The Obama-era teacher evaluation systems sucked. They collected lousy information about things that aren't even the most important part of a teacher's work. They consistently proved to be unreliable and invalid. They provided no useful information to anybody. One of the few bright spots of ESSA is the end of the federally-mandated inaccurate unreliable nonsense evaluation system. Yes, many of the old-style evaluation systems were not very helpful, but the new systems actually managed to be worse by creating the illusion that real evaluating was going on, and by forcing schools to focus on unimportant baloney instead of real teaching. Toch can go wading on into the Big Muddy, but I recommend that the rest of us turn around and get back on solid ground.


  1. Let me save Toch a whole bunch of time, energy, and money.

    Every school, college, or university in America, public, private, or pirate (charter) contains roughly the same mix of teacher competencies.

    A small handful of truly excellent teachers, a very tiny handful of truly incompetent (read: "harmful") teachers; the remainder (majority) of which are satisfactory, ranging from good to mediocre. Sound familiar? Sounds like your workplace too?

    Now what about that small handful of incompetents doing more harm than good. To begin with, every principal knows who they are. And unless they inherited them, building principals interviewed them, hired them, observed them, evaluated them, and granted them due process protections (tenure). Maybe Mr. Toch would be better off trying to improve administrative management skills rather than waste all his efforts trying to cure the symptom.

    1. I said the same thing about there being great teachers, terrible teachers, with most of us in the middle on Dr. Ravitch's blog but found myself roundly criticized for making unwarranted generalizations. Good to see a closer connection to the actual world here.

      I think you might be a little hard on principals here though. In California, for example, tenure is granted in under two years, giving little opportunity to gather information about how the teacher grows with experience. Dismissing teachers after tenure is a very expensive and lengthy process, likely to result in the teacher not being suspended. I have to think that there are far more incompetent teachers than there are teachers who are sexual predators, yet the most common reason for a tenured teacher to be fired appears to involve sexual misconduct.

    2. It is possible but quite for a teacher in California to receive tenure in less than 2 years. It took me 5 years because my first 3 years were on temporary contracts and did not count toward tenure. I have never met a teacher who got tenure in less than 2 years.

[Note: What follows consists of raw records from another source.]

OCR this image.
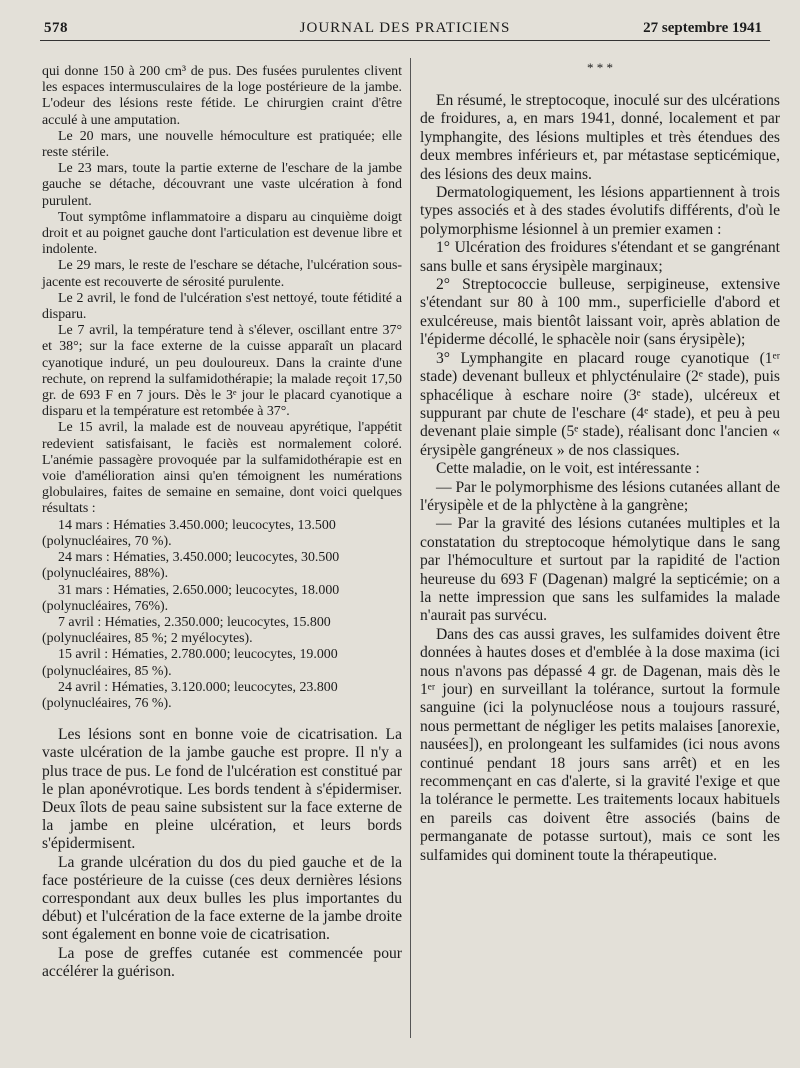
578	JOURNAL DES PRATICIENS	27 septembre 1941

qui donne 150 à 200 cm³ de pus. Des fusées purulentes clivent les espaces intermusculaires de la loge postérieure de la jambe. L'odeur des lésions reste fétide. Le chirurgien craint d'être acculé à une amputation.

Le 20 mars, une nouvelle hémoculture est pratiquée; elle reste stérile.

Le 23 mars, toute la partie externe de l'eschare de la jambe gauche se détache, découvrant une vaste ulcération à fond purulent.

Tout symptôme inflammatoire a disparu au cinquième doigt droit et au poignet gauche dont l'articulation est devenue libre et indolente.

Le 29 mars, le reste de l'eschare se détache, l'ulcération sous-jacente est recouverte de sérosité purulente.

Le 2 avril, le fond de l'ulcération s'est nettoyé, toute fétidité a disparu.

Le 7 avril, la température tend à s'élever, oscillant entre 37° et 38°; sur la face externe de la cuisse apparaît un placard cyanotique induré, un peu douloureux. Dans la crainte d'une rechute, on reprend la sulfamidothérapie; la malade reçoit 17,50 gr. de 693 F en 7 jours. Dès le 3ᵉ jour le placard cyanotique a disparu et la température est retombée à 37°.

Le 15 avril, la malade est de nouveau apyrétique, l'appétit redevient satisfaisant, le faciès est normalement coloré. L'anémie passagère provoquée par la sulfamidothérapie est en voie d'amélioration ainsi qu'en témoignent les numérations globulaires, faites de semaine en semaine, dont voici quelques résultats :

14 mars : Hématies 3.450.000; leucocytes, 13.500

(polynucléaires, 70 %).

24 mars : Hématies, 3.450.000; leucocytes, 30.500

(polynucléaires, 88%).

31 mars : Hématies, 2.650.000; leucocytes, 18.000

(polynucléaires, 76%).

7 avril : Hématies, 2.350.000; leucocytes, 15.800

(polynucléaires, 85 %; 2 myélocytes).

15 avril : Hématies, 2.780.000; leucocytes, 19.000

(polynucléaires, 85 %).

24 avril : Hématies, 3.120.000; leucocytes, 23.800

(polynucléaires, 76 %).

Les lésions sont en bonne voie de cicatrisation. La vaste ulcération de la jambe gauche est propre. Il n'y a plus trace de pus. Le fond de l'ulcération est constitué par le plan aponévrotique. Les bords tendent à s'épidermiser. Deux îlots de peau saine subsistent sur la face externe de la jambe en pleine ulcération, et leurs bords s'épidermisent.

La grande ulcération du dos du pied gauche et de la face postérieure de la cuisse (ces deux dernières lésions correspondant aux deux bulles les plus importantes du début) et l'ulcération de la face externe de la jambe droite sont également en bonne voie de cicatrisation.

La pose de greffes cutanée est commencée pour accélérer la guérison.

* * *

En résumé, le streptocoque, inoculé sur des ulcérations de froidures, a, en mars 1941, donné, localement et par lymphangite, des lésions multiples et très étendues des deux membres inférieurs et, par métastase septicémique, des lésions des deux mains.

Dermatologiquement, les lésions appartiennent à trois types associés et à des stades évolutifs différents, d'où le polymorphisme lésionnel à un premier examen :

1° Ulcération des froidures s'étendant et se gangrénant sans bulle et sans érysipèle marginaux;

2° Streptococcie bulleuse, serpigineuse, extensive s'étendant sur 80 à 100 mm., superficielle d'abord et exulcéreuse, mais bientôt laissant voir, après ablation de l'épiderme décollé, le sphacèle noir (sans érysipèle);

3° Lymphangite en placard rouge cyanotique (1ᵉʳ stade) devenant bulleux et phlycténulaire (2ᵉ stade), puis sphacélique à eschare noire (3ᵉ stade), ulcéreux et suppurant par chute de l'eschare (4ᵉ stade), et peu à peu devenant plaie simple (5ᵉ stade), réalisant donc l'ancien « érysipèle gangréneux » de nos classiques.

Cette maladie, on le voit, est intéressante :

— Par le polymorphisme des lésions cutanées allant de l'érysipèle et de la phlyctène à la gangrène;

— Par la gravité des lésions cutanées multiples et la constatation du streptocoque hémolytique dans le sang par l'hémoculture et surtout par la rapidité de l'action heureuse du 693 F (Dagenan) malgré la septicémie; on a la nette impression que sans les sulfamides la malade n'aurait pas survécu.

Dans des cas aussi graves, les sulfamides doivent être données à hautes doses et d'emblée à la dose maxima (ici nous n'avons pas dépassé 4 gr. de Dagenan, mais dès le 1ᵉʳ jour) en surveillant la tolérance, surtout la formule sanguine (ici la polynucléose nous a toujours rassuré, nous permettant de négliger les petits malaises [anorexie, nausées]), en prolongeant les sulfamides (ici nous avons continué pendant 18 jours sans arrêt) et en les recommençant en cas d'alerte, si la gravité l'exige et que la tolérance le permette. Les traitements locaux habituels en pareils cas doivent être associés (bains de permanganate de potasse surtout), mais ce sont les sulfamides qui dominent toute la thérapeutique.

      Good administrators can get rid of incompetent teachers. I have witnessed it. However, the students make life so difficult for incompetent teachers that most of them quit before approaching tenure.

    3. For California, I can only go by what I read. It may be that these days in practice people take more than 2 years.

      Good administrators perhaps can get rid of incompetent teachers, but generally they don't get rid of incompetent teachers. Dismissal hearings appear to be rarely about teaching incompetence.

      As for students making life miserable for teachers, that is likely true if the special area of incompetence is classroom management. Other areas of incompetence might actually be welcome by some students.

  3. VAM sucks, and so does checklist drive-by observations, such as Danielson. In business, rating employees is called stack ranking. Microsoft abandoned it because it is a morale killer and therefore a productivity killer. But what's good for the billionaire goose is not apparently good for the gander. Bill Gates promoted similar systems for schools.